Stever Robbins, author, consultant and serial entrepreneur

• Seek a strategic fit: “Look around for potential suitors and find a way to make your startup sound like something that would compliment or complete their strategy. Intuit was a teeny tiny company that acquired the people who made TaxCut in the mid-‘90s, and now they have a fabulous story to tell customers about how they went from helping small businesses manage their checkbooks to now also helping do their taxes. That story may make the company more valuable than actually having the product because people see Intuit as a whole different company.”

• Market your customers’ credibility: “Remember, people value certain credibility indicators like your customer list. For instance, there was a company called Zefer in the Boston area back in 1999 that went on a gigantic acquisition spree buying small Web design firms. But they bought them not for any assets other than their customer list, because if one of their acquired companies had worked on a project for the Wall Street Journal, they can now say, ‘We’re Zefer and our past clients include The Wall Street Journal’ – and that alone can be valuable.”

• Tout your superstar employees: “These days, when social media is all the rage, if some of your employees are establishing themselves as real movers and shakers, someone may buy your company just to get them. A great example is Microsoft, which acquired Groove Networks several years ago so they could get Ray Ozzie and make him their chief technical officer at Microsoft. Of course, they integrated Groove into Microsoft Office, but from what I understand, they really didn’t care about Groove. They cared about getting Ray Ozzie.”

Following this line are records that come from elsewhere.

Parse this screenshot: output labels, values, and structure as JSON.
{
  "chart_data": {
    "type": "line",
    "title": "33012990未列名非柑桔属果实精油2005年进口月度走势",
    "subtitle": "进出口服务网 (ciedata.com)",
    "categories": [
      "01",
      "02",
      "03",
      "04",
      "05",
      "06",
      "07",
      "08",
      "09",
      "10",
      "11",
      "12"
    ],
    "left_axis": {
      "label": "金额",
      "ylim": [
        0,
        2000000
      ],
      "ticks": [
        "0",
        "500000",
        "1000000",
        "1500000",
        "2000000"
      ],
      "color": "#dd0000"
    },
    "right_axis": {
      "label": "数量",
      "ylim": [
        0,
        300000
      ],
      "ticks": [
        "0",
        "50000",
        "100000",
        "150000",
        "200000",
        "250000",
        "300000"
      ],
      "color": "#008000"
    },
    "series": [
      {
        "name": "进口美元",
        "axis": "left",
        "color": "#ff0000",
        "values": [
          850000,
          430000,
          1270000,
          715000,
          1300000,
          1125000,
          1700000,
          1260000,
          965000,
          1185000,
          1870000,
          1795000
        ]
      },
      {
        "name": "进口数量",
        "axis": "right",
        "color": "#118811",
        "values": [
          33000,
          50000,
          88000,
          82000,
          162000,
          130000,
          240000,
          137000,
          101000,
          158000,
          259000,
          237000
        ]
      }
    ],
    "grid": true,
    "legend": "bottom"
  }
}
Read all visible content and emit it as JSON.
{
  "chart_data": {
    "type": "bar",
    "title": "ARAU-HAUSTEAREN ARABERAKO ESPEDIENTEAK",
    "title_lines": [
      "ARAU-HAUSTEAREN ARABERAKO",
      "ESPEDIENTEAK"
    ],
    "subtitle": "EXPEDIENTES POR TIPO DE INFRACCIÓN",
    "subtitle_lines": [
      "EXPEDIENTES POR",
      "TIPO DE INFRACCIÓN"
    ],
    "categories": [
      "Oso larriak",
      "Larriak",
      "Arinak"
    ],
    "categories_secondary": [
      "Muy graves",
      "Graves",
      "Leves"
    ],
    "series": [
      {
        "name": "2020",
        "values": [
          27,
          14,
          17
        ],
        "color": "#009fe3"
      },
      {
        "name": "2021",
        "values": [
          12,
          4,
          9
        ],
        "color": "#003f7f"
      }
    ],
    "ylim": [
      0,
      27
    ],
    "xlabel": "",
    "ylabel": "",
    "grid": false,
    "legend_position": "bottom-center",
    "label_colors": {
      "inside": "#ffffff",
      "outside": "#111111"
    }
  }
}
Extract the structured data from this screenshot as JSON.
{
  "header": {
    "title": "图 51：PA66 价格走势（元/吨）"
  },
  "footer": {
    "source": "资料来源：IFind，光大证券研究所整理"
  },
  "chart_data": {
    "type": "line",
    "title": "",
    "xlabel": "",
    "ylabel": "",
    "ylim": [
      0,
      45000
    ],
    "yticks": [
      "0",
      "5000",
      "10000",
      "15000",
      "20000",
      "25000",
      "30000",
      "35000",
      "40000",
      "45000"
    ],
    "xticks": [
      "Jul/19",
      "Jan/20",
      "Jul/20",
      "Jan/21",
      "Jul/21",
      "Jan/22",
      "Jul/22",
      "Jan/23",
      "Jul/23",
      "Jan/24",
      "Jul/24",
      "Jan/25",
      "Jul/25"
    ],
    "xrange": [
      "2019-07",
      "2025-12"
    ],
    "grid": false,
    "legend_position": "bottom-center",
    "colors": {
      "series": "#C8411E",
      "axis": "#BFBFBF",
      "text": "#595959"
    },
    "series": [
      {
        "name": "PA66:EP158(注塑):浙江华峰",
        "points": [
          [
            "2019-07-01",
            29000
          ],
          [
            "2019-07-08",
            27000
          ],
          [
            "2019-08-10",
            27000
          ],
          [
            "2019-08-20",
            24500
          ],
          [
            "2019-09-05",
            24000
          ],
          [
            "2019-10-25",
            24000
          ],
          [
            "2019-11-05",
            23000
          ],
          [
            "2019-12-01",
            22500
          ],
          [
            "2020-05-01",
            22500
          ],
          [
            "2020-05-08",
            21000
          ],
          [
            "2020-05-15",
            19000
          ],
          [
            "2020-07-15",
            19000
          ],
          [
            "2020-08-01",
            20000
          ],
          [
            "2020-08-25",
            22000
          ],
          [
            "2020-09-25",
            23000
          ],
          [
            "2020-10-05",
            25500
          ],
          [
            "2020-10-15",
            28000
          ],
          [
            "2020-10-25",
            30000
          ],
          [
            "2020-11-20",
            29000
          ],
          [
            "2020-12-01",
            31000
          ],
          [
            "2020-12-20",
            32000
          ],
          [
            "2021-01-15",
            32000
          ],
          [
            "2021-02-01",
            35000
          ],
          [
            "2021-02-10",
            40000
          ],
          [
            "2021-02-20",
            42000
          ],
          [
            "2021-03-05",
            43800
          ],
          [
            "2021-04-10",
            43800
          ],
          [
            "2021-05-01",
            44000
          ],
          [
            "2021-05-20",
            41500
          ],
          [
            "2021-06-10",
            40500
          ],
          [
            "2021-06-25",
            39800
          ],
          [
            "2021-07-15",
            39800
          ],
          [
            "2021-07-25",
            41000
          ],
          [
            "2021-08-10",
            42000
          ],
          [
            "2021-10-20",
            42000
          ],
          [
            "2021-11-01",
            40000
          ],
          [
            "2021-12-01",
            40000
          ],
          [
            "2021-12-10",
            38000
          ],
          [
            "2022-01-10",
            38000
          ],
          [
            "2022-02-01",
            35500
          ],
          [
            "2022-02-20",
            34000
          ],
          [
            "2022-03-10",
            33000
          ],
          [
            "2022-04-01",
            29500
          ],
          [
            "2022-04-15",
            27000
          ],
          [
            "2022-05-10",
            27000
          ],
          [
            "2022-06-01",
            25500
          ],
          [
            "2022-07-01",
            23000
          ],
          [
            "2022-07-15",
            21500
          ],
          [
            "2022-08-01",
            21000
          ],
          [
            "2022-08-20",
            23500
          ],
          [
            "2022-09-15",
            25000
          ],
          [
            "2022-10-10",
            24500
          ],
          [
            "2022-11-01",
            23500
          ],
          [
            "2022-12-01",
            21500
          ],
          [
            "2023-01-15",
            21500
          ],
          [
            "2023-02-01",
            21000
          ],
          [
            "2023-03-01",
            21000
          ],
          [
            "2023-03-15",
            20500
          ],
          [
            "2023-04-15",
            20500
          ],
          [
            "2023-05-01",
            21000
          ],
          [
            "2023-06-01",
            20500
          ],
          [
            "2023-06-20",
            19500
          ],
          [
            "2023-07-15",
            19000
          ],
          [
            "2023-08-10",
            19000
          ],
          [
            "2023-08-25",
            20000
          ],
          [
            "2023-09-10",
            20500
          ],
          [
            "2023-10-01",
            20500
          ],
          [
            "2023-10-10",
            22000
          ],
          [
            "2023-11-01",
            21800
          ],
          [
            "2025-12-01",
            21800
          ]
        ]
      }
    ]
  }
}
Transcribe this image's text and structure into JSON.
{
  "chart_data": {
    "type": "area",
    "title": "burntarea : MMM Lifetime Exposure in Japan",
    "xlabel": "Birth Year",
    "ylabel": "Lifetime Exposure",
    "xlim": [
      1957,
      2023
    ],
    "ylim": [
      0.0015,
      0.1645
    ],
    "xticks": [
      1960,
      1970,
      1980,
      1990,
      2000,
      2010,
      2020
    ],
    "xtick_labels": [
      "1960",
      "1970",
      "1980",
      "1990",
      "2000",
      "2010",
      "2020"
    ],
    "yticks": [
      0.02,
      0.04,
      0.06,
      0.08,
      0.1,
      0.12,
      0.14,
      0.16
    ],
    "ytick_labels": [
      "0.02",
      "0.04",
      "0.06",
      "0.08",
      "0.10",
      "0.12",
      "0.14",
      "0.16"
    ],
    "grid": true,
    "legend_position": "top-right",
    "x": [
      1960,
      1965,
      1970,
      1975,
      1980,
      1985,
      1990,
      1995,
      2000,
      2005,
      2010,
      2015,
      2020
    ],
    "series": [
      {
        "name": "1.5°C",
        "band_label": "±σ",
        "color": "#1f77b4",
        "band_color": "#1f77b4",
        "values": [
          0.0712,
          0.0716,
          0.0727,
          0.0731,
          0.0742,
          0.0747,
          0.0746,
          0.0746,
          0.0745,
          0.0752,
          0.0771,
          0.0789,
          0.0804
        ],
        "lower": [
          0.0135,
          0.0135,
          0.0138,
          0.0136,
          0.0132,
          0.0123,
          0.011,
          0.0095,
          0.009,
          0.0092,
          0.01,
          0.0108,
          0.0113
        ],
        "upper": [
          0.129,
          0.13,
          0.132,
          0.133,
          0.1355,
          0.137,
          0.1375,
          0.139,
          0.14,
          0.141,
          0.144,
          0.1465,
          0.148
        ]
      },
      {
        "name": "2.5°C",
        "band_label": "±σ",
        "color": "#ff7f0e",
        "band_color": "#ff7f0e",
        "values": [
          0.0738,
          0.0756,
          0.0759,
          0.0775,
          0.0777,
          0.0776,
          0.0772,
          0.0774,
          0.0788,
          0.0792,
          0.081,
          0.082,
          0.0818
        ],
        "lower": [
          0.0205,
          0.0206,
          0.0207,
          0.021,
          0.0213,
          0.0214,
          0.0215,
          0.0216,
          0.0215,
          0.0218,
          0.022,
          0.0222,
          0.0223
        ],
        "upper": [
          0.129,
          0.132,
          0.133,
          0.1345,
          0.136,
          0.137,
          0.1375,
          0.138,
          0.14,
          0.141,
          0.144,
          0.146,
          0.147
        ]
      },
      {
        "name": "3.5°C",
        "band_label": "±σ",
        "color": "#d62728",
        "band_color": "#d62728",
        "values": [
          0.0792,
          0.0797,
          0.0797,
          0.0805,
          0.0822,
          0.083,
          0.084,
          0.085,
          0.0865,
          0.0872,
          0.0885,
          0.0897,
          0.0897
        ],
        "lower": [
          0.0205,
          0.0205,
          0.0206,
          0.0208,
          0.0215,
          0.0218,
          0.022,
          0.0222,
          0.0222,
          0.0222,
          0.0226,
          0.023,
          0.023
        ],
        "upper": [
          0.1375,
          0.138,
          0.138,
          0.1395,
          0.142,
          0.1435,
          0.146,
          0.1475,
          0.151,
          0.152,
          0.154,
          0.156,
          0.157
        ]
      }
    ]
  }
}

Mark Levine, managing director, Core-Capital Partners

• Start with the companies you know: “We encourage startups to start by looking at companies with whom they already have strategic relationships, investments or general distribution deals. Those companies often wind up becoming the eventual acquirers, because they have worked with you, they know your product, they know the dynamics of the product, they know what the margins are, they know how it’s made, and most importantly, their sales people are already familiar with what you’re selling.”

• Land customers your suitors would want: “One of the best ways to get attention is to land some your partners’ customers or new customers would be strategic for companies that might acquire you in the future. Generally, potential buyers are going to be the industry leaders, and if you can get your product in customers’ doors, their other suppliers will take notice.”

• Know your industry’s press: “Press relations are always vital, and you should pay close attention to trade press. If you’re in the oil-gas industry, you want to understand exactly how the trade press works in oil-gas, and if you’re in the computer industry, you want to understand exactly how that press works. Basically, you need to know the press that your strategic partners, competitors and potential acquirers are reading.”

Michael McFadden, co-CEO of Lazard Middle Market

• Enter the market when growth forecasts are high: “Ideally, you want to go to market at a time when your growth for the foreseeable future is as strong or stronger than it’s been in the past, even if that means not waiting for next year’s higher revenues. One mistake many companies make is waiting for next year’s growth before entering the market. But once they achieve it, growth rates for the following year may be diminished, which can result in a lower multiple being paid for the business.”

• Don’t wait until senior management is ready to retire: “Sometimes companies will wait until senior management is ready to retire before going to market, but most buyers are looking for senior management to stay with the business. You want to go to market when you have a management team that’s energized and ready to stay in place for at least the next three to five years.”

• Create competition: “Don’t engage in exclusive conversations with one buyer. For example, you may think Company X is the best buyer for your business and so you only engage with them. But often, the buyer you think is best doesn’t value your company as high as others would. Don’t give away exclusivity too early; keep seeking competition as long as you can.”